Many health insurance company executives agree with patients and hospital executives that insurers should reveal how much they really pay for medical services.
About 83% of consumers, 77% of hospital executives and 60% of insurance company executives say insurers should disclose reimbursement rate for medical services, according to researchers at PNC Financial Services Group Inc., Pittsburgh.
PNC, a company that sells health care administration services to providers and insurers, paid an outside firm to conduct an Internet survey of 1,000 consumers and a telephone survey of 150 hospital executives and 50 health insurance company executives.
Some government officials and health care consultants say health insurers and providers should disclose the discounted rates insurers actually pay providers, not simply the providers’ list prices.

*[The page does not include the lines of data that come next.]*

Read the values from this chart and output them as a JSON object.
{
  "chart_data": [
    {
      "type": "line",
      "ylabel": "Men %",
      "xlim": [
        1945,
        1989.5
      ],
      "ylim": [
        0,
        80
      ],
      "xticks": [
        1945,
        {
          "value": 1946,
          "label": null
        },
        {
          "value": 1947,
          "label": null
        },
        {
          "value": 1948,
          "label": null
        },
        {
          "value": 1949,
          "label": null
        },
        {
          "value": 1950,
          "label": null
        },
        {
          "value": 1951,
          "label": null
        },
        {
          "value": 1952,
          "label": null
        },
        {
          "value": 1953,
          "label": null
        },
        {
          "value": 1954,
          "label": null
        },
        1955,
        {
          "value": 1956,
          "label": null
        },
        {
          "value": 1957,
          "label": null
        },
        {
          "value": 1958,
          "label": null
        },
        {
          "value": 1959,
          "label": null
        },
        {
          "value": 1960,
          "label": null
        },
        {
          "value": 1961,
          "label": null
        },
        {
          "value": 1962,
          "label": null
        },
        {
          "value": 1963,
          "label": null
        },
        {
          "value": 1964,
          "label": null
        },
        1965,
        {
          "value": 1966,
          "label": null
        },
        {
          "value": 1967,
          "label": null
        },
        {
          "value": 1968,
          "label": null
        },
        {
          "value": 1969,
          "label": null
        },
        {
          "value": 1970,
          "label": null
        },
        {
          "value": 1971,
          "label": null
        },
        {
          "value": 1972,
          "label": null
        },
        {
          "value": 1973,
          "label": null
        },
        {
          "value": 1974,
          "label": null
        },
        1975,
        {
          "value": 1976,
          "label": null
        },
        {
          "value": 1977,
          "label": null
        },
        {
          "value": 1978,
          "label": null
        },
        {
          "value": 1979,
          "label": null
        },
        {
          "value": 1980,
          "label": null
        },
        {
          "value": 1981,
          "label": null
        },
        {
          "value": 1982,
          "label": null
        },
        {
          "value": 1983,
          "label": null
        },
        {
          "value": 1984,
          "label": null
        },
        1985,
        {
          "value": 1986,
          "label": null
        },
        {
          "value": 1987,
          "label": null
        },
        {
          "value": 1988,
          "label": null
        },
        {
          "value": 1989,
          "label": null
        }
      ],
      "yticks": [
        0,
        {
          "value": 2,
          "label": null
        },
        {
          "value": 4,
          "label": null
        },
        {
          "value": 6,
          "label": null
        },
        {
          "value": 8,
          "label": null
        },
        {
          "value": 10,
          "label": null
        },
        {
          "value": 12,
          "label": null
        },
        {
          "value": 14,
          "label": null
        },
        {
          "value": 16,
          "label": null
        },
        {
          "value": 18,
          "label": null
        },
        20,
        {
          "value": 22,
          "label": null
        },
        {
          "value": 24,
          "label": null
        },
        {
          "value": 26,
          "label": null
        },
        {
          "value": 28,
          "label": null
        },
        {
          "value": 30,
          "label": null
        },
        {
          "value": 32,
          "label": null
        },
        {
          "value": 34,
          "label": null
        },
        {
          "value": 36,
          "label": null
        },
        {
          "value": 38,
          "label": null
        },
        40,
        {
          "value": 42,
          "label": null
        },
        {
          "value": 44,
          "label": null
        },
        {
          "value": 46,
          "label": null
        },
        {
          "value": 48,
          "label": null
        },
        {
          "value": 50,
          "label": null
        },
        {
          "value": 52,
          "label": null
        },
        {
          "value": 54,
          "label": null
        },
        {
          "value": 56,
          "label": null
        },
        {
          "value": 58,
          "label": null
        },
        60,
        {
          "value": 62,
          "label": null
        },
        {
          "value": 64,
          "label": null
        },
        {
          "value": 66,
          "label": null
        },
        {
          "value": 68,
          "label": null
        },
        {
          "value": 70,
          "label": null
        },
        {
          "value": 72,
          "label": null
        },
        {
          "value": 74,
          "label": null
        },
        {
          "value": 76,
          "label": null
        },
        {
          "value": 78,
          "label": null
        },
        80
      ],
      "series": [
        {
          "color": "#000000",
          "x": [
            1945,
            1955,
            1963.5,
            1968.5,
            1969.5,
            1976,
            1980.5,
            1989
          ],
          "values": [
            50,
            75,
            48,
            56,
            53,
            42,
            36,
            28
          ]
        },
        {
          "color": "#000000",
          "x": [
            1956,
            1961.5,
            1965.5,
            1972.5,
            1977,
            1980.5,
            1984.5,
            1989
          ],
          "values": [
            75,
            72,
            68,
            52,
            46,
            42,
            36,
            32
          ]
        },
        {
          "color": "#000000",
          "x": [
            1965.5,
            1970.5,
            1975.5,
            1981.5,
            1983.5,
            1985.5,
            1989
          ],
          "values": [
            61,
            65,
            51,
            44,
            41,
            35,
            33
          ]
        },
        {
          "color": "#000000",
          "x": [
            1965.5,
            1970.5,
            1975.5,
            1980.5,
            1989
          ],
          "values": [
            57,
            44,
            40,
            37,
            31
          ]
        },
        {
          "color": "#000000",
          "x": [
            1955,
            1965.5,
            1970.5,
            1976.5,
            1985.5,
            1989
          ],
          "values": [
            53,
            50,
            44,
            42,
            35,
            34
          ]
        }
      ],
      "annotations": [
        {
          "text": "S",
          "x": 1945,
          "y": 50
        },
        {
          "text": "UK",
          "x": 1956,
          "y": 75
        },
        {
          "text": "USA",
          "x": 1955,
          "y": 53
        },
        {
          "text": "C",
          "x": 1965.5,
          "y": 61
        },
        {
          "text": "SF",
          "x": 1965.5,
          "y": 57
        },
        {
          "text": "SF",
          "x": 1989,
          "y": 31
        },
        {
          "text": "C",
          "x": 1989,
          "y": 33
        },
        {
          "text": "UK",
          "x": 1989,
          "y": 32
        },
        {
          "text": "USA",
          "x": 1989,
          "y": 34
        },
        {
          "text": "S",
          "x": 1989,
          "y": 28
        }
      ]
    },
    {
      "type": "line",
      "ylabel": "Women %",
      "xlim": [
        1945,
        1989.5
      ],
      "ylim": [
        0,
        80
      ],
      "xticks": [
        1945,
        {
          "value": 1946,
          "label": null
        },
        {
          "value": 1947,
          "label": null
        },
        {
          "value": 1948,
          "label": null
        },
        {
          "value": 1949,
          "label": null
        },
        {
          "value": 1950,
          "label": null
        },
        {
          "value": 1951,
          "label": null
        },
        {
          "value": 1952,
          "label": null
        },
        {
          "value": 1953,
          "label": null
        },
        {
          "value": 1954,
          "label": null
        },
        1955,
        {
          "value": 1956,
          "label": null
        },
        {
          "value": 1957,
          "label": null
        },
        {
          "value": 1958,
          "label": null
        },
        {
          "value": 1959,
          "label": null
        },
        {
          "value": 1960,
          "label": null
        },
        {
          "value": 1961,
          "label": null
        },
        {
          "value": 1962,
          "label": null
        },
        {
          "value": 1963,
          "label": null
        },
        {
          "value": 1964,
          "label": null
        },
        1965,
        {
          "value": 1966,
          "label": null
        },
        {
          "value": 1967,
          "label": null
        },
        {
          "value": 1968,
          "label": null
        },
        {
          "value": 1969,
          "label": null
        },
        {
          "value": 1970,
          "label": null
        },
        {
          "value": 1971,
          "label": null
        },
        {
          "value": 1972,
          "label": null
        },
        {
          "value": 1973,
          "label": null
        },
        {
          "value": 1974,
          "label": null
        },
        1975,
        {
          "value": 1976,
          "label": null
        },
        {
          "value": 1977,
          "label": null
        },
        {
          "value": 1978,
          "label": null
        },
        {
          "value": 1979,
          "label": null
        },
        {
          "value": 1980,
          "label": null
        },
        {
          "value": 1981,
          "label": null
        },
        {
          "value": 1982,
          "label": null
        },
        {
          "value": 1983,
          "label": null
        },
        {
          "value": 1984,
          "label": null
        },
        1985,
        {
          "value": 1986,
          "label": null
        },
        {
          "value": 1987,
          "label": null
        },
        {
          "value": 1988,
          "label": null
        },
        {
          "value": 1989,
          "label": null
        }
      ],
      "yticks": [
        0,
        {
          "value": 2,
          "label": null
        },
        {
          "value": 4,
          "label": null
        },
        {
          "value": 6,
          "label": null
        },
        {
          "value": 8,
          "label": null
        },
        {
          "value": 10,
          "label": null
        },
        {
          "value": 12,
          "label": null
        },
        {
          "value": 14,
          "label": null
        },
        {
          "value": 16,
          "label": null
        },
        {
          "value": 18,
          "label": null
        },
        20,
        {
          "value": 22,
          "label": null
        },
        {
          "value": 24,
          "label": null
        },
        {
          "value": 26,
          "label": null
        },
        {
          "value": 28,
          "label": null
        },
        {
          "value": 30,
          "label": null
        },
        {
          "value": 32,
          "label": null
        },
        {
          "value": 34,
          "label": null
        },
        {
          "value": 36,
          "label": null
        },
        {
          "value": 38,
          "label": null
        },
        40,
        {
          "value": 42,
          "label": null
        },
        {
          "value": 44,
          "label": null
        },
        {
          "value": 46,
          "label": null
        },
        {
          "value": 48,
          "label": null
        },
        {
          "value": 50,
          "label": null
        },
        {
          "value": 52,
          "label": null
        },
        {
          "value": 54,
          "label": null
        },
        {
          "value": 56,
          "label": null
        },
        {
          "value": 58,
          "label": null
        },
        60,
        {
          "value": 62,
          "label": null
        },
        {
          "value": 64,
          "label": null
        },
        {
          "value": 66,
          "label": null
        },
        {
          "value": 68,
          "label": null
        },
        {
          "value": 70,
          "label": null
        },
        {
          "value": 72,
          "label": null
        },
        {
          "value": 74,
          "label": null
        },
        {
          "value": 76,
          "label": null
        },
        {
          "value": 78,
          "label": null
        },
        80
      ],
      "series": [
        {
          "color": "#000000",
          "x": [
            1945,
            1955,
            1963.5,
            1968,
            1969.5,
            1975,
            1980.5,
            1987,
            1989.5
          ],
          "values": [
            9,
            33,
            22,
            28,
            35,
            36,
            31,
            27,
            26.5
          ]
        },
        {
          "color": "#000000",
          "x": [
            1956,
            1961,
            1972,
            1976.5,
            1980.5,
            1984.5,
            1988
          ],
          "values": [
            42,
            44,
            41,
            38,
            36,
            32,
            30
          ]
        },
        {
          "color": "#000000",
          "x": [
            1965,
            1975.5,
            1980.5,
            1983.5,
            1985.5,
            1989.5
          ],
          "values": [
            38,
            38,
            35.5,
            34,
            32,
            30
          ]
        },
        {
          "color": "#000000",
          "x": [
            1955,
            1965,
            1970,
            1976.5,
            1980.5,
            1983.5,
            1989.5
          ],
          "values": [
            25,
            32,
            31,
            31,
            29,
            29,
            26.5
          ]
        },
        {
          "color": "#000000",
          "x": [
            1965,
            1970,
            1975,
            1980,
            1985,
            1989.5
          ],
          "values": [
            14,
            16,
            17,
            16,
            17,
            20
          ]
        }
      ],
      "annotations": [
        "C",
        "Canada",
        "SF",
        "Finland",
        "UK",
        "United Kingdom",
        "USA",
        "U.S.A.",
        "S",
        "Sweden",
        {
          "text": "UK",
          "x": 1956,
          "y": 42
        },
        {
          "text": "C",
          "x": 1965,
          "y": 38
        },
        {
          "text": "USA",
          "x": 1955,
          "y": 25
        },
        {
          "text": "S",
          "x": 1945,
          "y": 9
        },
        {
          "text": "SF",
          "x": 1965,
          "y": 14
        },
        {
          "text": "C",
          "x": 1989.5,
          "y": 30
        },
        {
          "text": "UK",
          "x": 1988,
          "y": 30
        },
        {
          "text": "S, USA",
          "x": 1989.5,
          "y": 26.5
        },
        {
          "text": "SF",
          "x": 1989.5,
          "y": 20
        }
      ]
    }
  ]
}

Although some experts have questioned whether consumers care as much about the reimbursement amounts that insurers pay as they do about their own out-of-pocket costs, 58% of participating consumers said knowing what hospitals or doctors charge for treatment and what insurers are paying for the providers’ services would influence where they seek care, PNC researchers report.
About 79% of the participating consumers said they would like to see an itemization of the portion of their health care bills that goes to administration rather than to clinical care, researchers said.
Hospital executives said 96% of all claims must be submitted more than once.
Executives at hospitals with electronic billing systems said they had to resubmit the average claim at least twice to get paid.
Executives at hospitals without electronic billing or claims submission systems said they resubmit typical claims about 11 times or more, researchers report.